Mashi, as the brothers called her, would also cook for the children and feed them.

Mondal moved back to her Garcha home after the Banerjees sold off their house at 31 Mahanirban Road in 2011 and moved to an eighth-floor apartment at Saptaparni.

But the ties remain and Mondal was among those invited to the first birthday celebrations of the Nobel-winning couple’s son at their Ballygunge home. “It was a close family affair. But they wanted me to be there with my family,” Mondal said .

“Durga was with me for years. She came to live with me when I had my second son and stayed on. She stayed with us till I came here (Saptaparni),” Abhijit Banerjee’s mother, Nirmala Banerjee, said.

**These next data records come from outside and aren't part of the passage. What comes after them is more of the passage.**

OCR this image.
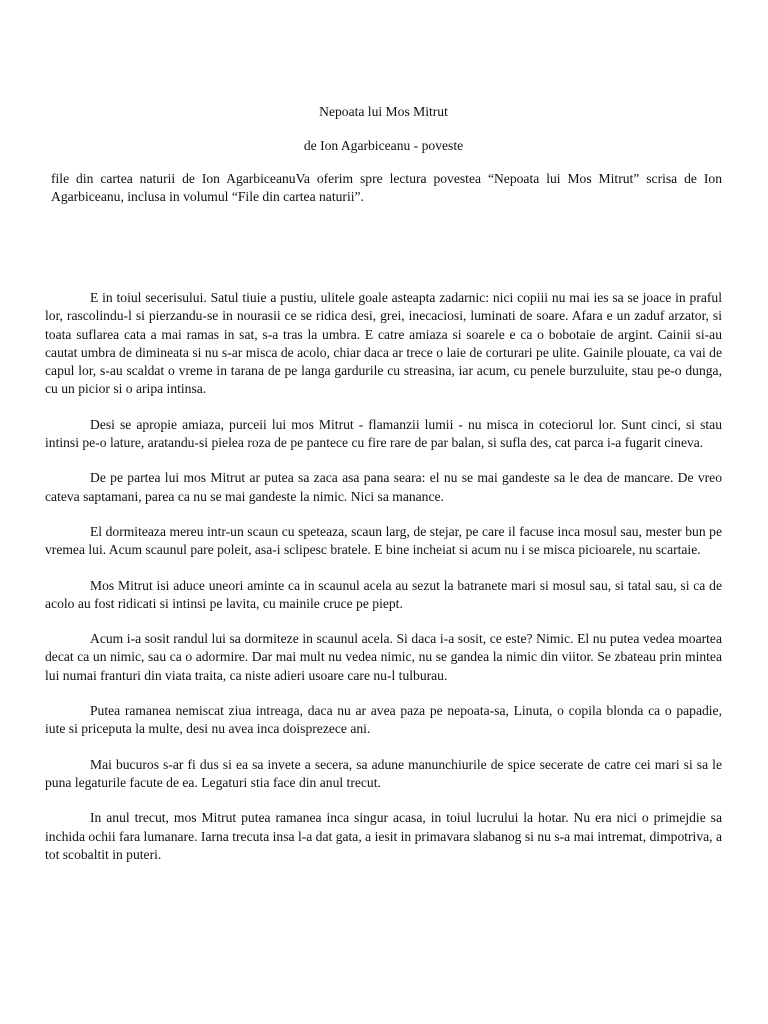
Nepoata lui Mos Mitrut

de Ion Agarbiceanu - poveste

file din cartea naturii de Ion AgarbiceanuVa oferim spre lectura povestea “Nepoata lui Mos Mitrut” scrisa de Ion Agarbiceanu, inclusa in volumul “File din cartea naturii”.

E in toiul secerisului. Satul tiuie a pustiu, ulitele goale asteapta zadarnic: nici copiii nu mai ies sa se joace in praful lor, rascolindu-l si pierzandu-se in nourasii ce se ridica desi, grei, inecaciosi, luminati de soare. Afara e un zaduf arzator, si toata suflarea cata a mai ramas in sat, s-a tras la umbra. E catre amiaza si soarele e ca o bobotaie de argint. Cainii si-au cautat umbra de dimineata si nu s-ar misca de acolo, chiar daca ar trece o laie de corturari pe ulite. Gainile plouate, ca vai de capul lor, s-au scaldat o vreme in tarana de pe langa gardurile cu streasina, iar acum, cu penele burzuluite, stau pe-o dunga, cu un picior si o aripa intinsa.

Desi se apropie amiaza, purceii lui mos Mitrut - flamanzii lumii - nu misca in coteciorul lor. Sunt cinci, si stau intinsi pe-o lature, aratandu-si pielea roza de pe pantece cu fire rare de par balan, si sufla des, cat parca i-a fugarit cineva.

De pe partea lui mos Mitrut ar putea sa zaca asa pana seara: el nu se mai gandeste sa le dea de mancare. De vreo cateva saptamani, parea ca nu se mai gandeste la nimic. Nici sa manance.

El dormiteaza mereu intr-un scaun cu speteaza, scaun larg, de stejar, pe care il facuse inca mosul sau, mester bun pe vremea lui. Acum scaunul pare poleit, asa-i sclipesc bratele. E bine incheiat si acum nu i se misca picioarele, nu scartaie.

Mos Mitrut isi aduce uneori aminte ca in scaunul acela au sezut la batranete mari si mosul sau, si tatal sau, si ca de acolo au fost ridicati si intinsi pe lavita, cu mainile cruce pe piept.

Acum i-a sosit randul lui sa dormiteze in scaunul acela. Si daca i-a sosit, ce este? Nimic. El nu putea vedea moartea decat ca un nimic, sau ca o adormire. Dar mai mult nu vedea nimic, nu se gandea la nimic din viitor. Se zbateau prin mintea lui numai franturi din viata traita, ca niste adieri usoare care nu-l tulburau.

Putea ramanea nemiscat ziua intreaga, daca nu ar avea paza pe nepoata-sa, Linuta, o copila blonda ca o papadie, iute si priceputa la multe, desi nu avea inca doisprezece ani.

Mai bucuros s-ar fi dus si ea sa invete a secera, sa adune manunchiurile de spice secerate de catre cei mari si sa le puna legaturile facute de ea. Legaturi stia face din anul trecut.

In anul trecut, mos Mitrut putea ramanea inca singur acasa, in toiul lucrului la hotar. Nu era nici o primejdie sa inchida ochii fara lumanare. Iarna trecuta insa l-a dat gata, a iesit in primavara slabanog si nu s-a mai intremat, dimpotriva, a tot scobaltit in puteri.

Mondal said the family had not forgotten her or her children. “They are in touch with us and when I heard from my son that he has got an award I was very happy… usually I visit Boudi once every month,” she said.

Mondal’s son Ajoy also grew up in the Banerjee household. “After my daughters got married, my son started living with me in their house,” she said. It was Ajoy, who now delivers newspapers, who gave his mother the news of Banerjee’s Nobel win.

“My father was very happy to share the news with us. He was not home but he called on my phone and said ‘oi barir Dada’ is on television because he has won an award. We switched on the TV and my grandmother was happy to see him,” said Mondal’s granddaughter Ankita, a first-year student of accountancy at Sivanath Sastri College.

Ankita met Banerjee when she went to Saptaparni with her grandmother for his son’s birthday. “I was in school and he asked me in which class I was. To think I spoke to a Nobel laureate gives me goosebumps,” she said.

Ankita said Nirmala Banerjee had also helped the family financially, especially when her grandmother fell ill.

The Banerjees’ Mahanirban Road home also housed the office of a women’s organisation. “We worked to help check the dropout rate among girls of the nearby slums. We appointed a teacher and called the girls over for revision after school. It was very effective and all our children passed,” she said.

As a boy, Abhijit Banerjee would also play cricket with the children of the slums on the road in front of their house. “It was a kachha road then and he would play cricket. There were times when we also joined him. We have lots of memories of that house,” friend Bappa Sen said.

Greetings

Chief minister Mamata Banerjee called Nirmala Banerjee and expressed her wish to pay a visit. “The chief minister had called and said that she will visit in a couple of days. The governor (Jagdeep Dhankhar) also called and said he would come when Abhijit is here,” Nirmala Banerjee said.

“I spoke to Abhijit last night. We are not a very demonstrative family. I said I am very happy, they said they are very happy. That’s it. It wasn’t a long kind of conversation,” the 83-year-old mother said.